I have come to intensely dislike that word "appropriate" over the years. It is almost always used as a cudgel to brow-beat people into compliance, rather than seeking to generate genuine understanding. "Oh, that behavior is inappropriate..." Really? How so? Just because someone says so? or doesn't like it? What If I, on the other hand, find it very "appropriate"? We don't talk about real and truly serious things as being "appropriate" and "inappropriate", just trivial things--like what to wear for something, or what not to talk about at other occasions.

In other words, "appropriate" is just tossed out as a last defense, without any real justification... "Uuuuuh.... It's just inappropriate! That's why!" 
(and here is where I actually respond to the post I'm quoting) Personally, I wonder if "appropriate" is even in the Fi vocabulary...


(and now I really get into my rant, and this has nothing to do with the post I quoted) I'll be honest, a lot of my dislike and distrust for this word began when I watched an acquaintance keep putting her daughter down by telling her her behavior was inappropriate all the time. The poor girl could hardly do anything without her mother telling her to stop, because what she was doing was "inappropriate." The truth is, most of what her daughter was doing was perfectly fine, except it made the mother feel embarrassed by her, so rather than taking her daughter's side of things, she would embarrass her or try to shut her down but calling her behavior out as "inappropriate." And it mattered not if we said that what she said or did was fine with us. All it did was cause the mother to dislike us. And that began my journey of observing that this word is far too often tossed out in these sorts of situations, where (a child usually) is making the grownups feel awkward, so the shut the child down by saying their behavior is "inappropriate." Blam! Now the child is shamed, the parents have made the child feel responsible for their awkward feelings, and the other people around are now made to feel awkward for being the cause of the poor child's shame, and the cycle just keeps going. Horrible and ugly. And it's almost as bad when adults do it to each other or children to each other. It's like it creates a pecking order, where those higher up shame those lower down for stepping out of line, and the weapon of choice is that word appropriate.

Sorry, but I really dislike that word. If you feel something is truly appropriate, don't use that word. Explain what you think is wrong about what happened, and gently ask for reasonableness and understanding if it is an awkward situation. Just don't play the "inappropriate" card. It's a losing proposition, and guaranteed to create misunderstandings, and drive a wedge where you didn't intend. (unless you _want_ to be a part of that pecking order)

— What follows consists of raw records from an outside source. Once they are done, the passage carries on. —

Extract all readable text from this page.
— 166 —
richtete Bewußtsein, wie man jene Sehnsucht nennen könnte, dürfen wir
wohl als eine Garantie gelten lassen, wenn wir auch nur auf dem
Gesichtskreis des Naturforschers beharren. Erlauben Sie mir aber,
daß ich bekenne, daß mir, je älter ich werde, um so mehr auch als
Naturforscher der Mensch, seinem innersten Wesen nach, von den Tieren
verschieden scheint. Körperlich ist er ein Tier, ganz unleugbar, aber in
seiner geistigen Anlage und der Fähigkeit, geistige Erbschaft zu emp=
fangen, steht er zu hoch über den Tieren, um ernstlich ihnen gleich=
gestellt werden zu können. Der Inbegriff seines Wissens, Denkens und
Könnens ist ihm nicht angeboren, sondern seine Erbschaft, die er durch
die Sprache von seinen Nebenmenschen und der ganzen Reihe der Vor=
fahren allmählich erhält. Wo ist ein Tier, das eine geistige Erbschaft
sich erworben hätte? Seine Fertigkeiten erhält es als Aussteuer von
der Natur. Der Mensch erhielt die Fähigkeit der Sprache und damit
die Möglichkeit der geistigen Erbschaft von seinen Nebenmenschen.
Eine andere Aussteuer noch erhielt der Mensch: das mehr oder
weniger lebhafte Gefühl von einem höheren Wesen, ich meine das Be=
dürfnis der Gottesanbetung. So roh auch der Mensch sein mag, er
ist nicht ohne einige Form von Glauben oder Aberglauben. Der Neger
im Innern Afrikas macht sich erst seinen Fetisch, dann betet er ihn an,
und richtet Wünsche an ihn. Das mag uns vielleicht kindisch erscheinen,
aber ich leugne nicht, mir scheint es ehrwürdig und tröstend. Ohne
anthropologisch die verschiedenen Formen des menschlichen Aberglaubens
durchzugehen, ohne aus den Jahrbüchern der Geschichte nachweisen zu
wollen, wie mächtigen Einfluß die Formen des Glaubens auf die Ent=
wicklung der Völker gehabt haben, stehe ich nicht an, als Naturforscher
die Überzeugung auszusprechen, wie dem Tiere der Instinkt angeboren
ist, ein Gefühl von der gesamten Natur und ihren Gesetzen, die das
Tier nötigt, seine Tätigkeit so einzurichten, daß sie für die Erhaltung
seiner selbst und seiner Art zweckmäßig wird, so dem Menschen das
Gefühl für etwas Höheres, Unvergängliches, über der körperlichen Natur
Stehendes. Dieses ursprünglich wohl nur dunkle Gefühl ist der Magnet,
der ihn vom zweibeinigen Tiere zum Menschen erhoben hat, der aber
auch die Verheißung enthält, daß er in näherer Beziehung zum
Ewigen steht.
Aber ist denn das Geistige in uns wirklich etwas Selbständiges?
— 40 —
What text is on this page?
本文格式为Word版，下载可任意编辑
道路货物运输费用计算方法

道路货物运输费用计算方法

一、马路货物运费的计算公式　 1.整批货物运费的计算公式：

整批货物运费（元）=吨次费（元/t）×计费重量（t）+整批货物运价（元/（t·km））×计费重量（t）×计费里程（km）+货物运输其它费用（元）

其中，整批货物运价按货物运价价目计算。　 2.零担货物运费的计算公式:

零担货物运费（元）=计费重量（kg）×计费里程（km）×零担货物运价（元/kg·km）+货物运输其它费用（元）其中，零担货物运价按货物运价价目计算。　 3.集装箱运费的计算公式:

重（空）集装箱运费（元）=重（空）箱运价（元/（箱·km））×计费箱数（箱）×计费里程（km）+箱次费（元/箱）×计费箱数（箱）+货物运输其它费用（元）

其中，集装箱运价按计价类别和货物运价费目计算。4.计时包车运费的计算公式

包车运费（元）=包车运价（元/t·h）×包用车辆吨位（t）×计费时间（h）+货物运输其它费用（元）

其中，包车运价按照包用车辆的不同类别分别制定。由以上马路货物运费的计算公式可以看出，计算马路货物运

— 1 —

And _that_ I think, is about as clear a difference between Fi and Fe as you'll find. Fe pays attention to appropriateness, and understands people at that level (behavior, interpersonal interactions, pecking order, etc.), whereas Fi doesn't give a rip about that, but cares about people at a deeper, more individual level--seeking to know the whys and hows behind the behavior--and seeks to understand people at this level. while Fe focuses more on the behavior itself. If it seems like a shallow portrayal of Fe, well, remember that people call Se shallow, too. Oh, and Te... and Ne... So, I guess we all have a "shallow" side to us (at least when perceived by introversion).